In particular, two closing elements 34a, 34b made of electrically insulating material, for example ceramic material, are further provided. The closing elements 34a, 34b are fixed to the metal body 2, and are crossed by a respective pin 33a, 33b. In particular, the closing elements 34a, 34b are inserted into the hole 30 of the metal body 2 delimited by the inner surface 22.

In all the embodiments, the electric heater 3 can transfer heat to the liquid flowing in the conduit 4, through the metal body 2.

In particular, the heat generated by the electric heater 3 is transmitted to the metal body 2, which in turn transmits it to the liquid.

More in particular, the two holes 4, 30 of the metal body 2 are separated from each other by a wall 23 of the metal body 2. Preferably, a portion of the inner surface 21 and a portion of the inner surface 22 are opposite each other and are in particular portions of said wall 23.

Optionally, the metal body 2 can also be provided with one or more further electric heaters 3, each arranged in a respective hole of the metal body 2. Therefore, the metal body 2 can be provided with more than two distinct holes or channels.

As already mentioned, the invention further relates to a machine for preparing beverages comprising a device 1 .

In particular, the machine can comprise two tubes 9, in particular two flexible tubes.

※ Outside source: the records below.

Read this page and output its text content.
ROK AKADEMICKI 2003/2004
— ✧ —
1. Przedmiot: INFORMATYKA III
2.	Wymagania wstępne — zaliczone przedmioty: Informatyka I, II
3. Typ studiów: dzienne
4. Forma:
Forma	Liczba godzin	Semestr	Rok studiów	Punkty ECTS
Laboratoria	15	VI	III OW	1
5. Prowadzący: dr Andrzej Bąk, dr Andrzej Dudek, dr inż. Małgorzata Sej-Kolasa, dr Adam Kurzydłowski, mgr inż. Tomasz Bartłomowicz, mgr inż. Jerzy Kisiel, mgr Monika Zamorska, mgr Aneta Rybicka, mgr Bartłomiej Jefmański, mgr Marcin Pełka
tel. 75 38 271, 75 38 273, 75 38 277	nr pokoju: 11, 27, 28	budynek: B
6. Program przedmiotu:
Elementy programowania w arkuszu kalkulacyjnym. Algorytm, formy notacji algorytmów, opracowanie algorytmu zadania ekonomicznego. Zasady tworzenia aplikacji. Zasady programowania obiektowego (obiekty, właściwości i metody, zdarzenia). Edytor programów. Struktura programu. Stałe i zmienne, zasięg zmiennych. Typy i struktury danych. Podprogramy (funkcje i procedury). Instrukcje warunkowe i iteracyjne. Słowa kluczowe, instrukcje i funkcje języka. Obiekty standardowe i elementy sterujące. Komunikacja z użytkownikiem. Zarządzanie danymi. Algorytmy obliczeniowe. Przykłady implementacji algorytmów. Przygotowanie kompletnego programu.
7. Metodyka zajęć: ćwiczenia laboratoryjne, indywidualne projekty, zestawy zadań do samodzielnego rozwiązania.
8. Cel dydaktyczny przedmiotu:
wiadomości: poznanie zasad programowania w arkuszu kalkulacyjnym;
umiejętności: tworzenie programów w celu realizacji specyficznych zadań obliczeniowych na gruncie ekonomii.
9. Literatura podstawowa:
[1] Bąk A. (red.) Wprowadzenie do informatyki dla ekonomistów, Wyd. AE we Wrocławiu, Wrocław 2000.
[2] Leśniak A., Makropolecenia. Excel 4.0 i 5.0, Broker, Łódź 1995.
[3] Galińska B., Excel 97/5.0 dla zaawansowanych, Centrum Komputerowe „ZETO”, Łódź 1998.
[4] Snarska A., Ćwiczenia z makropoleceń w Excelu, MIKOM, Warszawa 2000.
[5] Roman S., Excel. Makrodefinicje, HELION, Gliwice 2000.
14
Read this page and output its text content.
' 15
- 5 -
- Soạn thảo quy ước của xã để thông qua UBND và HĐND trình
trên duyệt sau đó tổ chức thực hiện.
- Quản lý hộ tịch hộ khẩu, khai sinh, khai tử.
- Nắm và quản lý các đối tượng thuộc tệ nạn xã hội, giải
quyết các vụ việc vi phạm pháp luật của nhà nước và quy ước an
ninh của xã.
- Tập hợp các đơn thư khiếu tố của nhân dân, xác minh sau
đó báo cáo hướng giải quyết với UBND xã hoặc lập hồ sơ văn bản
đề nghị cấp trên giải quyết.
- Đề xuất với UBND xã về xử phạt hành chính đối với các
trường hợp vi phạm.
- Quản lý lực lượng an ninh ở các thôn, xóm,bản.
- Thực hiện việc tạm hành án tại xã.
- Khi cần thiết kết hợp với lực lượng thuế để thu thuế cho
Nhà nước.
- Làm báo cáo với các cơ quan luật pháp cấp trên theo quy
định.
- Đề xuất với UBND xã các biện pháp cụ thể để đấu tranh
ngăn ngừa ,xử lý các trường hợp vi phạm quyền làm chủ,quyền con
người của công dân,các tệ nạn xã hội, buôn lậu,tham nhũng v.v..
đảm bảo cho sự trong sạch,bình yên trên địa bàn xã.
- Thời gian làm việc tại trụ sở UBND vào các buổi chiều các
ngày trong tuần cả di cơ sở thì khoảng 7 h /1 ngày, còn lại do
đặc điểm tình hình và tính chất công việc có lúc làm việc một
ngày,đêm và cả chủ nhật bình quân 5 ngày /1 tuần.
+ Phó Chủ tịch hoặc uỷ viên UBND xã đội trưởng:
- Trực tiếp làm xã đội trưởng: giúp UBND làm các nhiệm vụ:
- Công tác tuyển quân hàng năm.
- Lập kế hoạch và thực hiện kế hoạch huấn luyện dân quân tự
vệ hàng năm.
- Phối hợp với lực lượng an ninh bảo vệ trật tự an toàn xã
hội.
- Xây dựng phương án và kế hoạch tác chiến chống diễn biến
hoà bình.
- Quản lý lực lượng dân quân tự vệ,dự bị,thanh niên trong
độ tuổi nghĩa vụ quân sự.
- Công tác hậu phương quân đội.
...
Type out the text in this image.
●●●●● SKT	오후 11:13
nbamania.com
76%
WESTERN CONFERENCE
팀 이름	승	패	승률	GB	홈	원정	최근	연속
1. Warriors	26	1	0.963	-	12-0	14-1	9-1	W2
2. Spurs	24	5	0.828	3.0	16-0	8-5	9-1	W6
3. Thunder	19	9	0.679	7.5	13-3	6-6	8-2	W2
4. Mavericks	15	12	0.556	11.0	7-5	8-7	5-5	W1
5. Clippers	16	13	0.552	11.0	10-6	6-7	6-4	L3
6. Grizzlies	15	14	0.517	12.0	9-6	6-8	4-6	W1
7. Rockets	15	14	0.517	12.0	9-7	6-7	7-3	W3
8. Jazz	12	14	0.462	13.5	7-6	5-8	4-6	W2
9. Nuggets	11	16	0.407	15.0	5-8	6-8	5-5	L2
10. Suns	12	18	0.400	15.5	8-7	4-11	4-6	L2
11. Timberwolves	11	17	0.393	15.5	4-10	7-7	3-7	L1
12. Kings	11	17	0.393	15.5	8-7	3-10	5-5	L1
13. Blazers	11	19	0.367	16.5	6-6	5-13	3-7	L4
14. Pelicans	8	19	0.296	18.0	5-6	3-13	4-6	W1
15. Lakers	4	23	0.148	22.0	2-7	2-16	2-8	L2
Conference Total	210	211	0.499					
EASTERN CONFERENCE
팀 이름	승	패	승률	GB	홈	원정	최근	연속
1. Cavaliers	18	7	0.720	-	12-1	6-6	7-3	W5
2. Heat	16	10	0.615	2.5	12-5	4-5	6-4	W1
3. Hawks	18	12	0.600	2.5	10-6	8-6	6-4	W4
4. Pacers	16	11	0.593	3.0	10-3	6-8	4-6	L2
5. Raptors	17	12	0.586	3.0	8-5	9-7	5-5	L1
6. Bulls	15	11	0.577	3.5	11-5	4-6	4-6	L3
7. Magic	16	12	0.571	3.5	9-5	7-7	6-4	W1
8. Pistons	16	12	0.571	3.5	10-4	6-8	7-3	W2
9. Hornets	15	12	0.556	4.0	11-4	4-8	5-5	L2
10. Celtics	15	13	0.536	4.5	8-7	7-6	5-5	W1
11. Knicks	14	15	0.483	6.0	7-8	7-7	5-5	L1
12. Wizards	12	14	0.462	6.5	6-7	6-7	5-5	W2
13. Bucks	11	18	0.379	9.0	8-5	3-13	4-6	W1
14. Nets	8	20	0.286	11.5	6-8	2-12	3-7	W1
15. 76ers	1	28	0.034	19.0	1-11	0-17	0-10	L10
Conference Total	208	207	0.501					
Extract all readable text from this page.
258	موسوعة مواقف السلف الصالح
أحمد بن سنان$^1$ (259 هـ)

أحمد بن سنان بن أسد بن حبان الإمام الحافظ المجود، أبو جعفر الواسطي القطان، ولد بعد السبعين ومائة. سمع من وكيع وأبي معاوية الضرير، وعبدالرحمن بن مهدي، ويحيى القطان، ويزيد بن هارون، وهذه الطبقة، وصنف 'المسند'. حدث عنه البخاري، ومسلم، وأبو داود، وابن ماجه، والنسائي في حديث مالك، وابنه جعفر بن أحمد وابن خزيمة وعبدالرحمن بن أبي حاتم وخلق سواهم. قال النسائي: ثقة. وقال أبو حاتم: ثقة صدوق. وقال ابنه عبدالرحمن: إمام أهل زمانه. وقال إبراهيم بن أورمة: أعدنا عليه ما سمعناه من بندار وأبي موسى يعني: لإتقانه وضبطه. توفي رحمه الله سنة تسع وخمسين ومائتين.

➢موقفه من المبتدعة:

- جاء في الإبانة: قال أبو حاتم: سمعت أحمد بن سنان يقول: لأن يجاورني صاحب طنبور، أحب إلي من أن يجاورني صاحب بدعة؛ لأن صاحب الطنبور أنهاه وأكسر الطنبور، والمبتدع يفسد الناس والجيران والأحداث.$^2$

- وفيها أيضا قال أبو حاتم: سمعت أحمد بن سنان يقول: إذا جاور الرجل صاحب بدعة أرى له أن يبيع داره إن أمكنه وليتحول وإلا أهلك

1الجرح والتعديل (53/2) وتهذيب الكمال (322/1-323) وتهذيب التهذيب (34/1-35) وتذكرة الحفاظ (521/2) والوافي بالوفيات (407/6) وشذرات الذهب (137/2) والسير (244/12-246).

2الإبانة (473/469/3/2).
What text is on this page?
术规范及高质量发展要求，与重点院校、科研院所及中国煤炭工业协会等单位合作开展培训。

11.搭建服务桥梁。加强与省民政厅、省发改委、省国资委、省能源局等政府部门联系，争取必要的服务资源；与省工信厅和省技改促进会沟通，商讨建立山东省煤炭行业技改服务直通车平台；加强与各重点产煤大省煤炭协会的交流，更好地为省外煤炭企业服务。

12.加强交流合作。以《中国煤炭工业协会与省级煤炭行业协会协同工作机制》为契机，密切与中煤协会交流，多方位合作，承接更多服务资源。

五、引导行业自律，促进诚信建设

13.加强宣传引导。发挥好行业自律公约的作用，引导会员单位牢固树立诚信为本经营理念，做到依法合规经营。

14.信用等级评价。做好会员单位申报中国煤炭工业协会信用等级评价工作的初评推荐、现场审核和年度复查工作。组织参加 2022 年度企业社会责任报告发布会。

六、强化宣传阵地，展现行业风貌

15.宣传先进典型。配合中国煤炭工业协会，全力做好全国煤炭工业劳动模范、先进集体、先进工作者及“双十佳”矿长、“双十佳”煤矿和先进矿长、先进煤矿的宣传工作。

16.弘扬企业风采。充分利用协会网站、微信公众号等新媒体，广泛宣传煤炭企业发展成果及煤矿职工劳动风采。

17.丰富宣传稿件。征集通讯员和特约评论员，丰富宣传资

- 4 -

One of the two tubes 9 is diagrammatically shown in Fig. 1 A.

A first tube of said two tubes 9 is adapted to conduct the liquid to be heated in the conduit 4, and the other tube (or second tube) of the two tubes is adapted to receive the heated liquid exiting from the conduit 4.

In particular, the first end portion 24a of the metal body 2 is inserted into the first tube 9, and the second end portion 24b of the metal body 2 is inserted into the second tube.

Fixing means 91 are preferably provided for fixing, in particular in a sealing manner, each tube 9 to the respective end portion 24a, 24b. By way of mere example and not by way of limitation, each tube 9 is fixed to the respective end portion 24a, 24b by one or more clamps 91 .

A device 1 according to the invention offers several advantages, including those listed below.

With particular reference to Figure 3, it can be noted that when an end portion 24a, 24b is inserted into the respective tube 9, the liquid can enter the gap between each end portion 24a, 24b and the respective tube into which it is inserted. Advantageously, the coating layer of the outer surfaces 241 a, 241 b prevents contact (in particular direct contact) between the liquid and the aluminum or aluminum alloy from which the end portions 24a, 24b are made.

The presence of the coating layer coating the inner surface 21 allows making the metal body 2 of aluminum or aluminum alloy, so as to transmit heat well, and avoiding the use of a tube, for example made of stainless steel, inside the hole delimited by the inner surface 21 . In fact, since the coating layer is suitable for food contact, and is interposed between the liquid and the metal body 2 (the coating layer is wet by the liquid), it is not necessary to use the steel tube to overcome the compatibility problems related to food contact of the metal body 2 in aluminum or aluminum alloy. Therefore, the heating device 1 is safe for health.

The heat exchange efficiency between the electric heater 3 and the liquid flowing in the conduit 4 is also improved. In fact, there are no heat losses due to the presence of a steel tube where the liquid flows.

Furthermore, the coating layer allows increasing the adhesion resistance of the limestone on the wall of the conduit 4.

Advantageously, the electrical safety is further increased by placing the coating layer between the liquid and the metal body 2, as previously explained.

Advantageously, moreover, by using a coating layer having a lower electrical conductivity than the material of which the metal body 2 is made, it is possible to check, easily and quickly, and in particular compatibly with mass production, whether the coating layer has been applied correctly.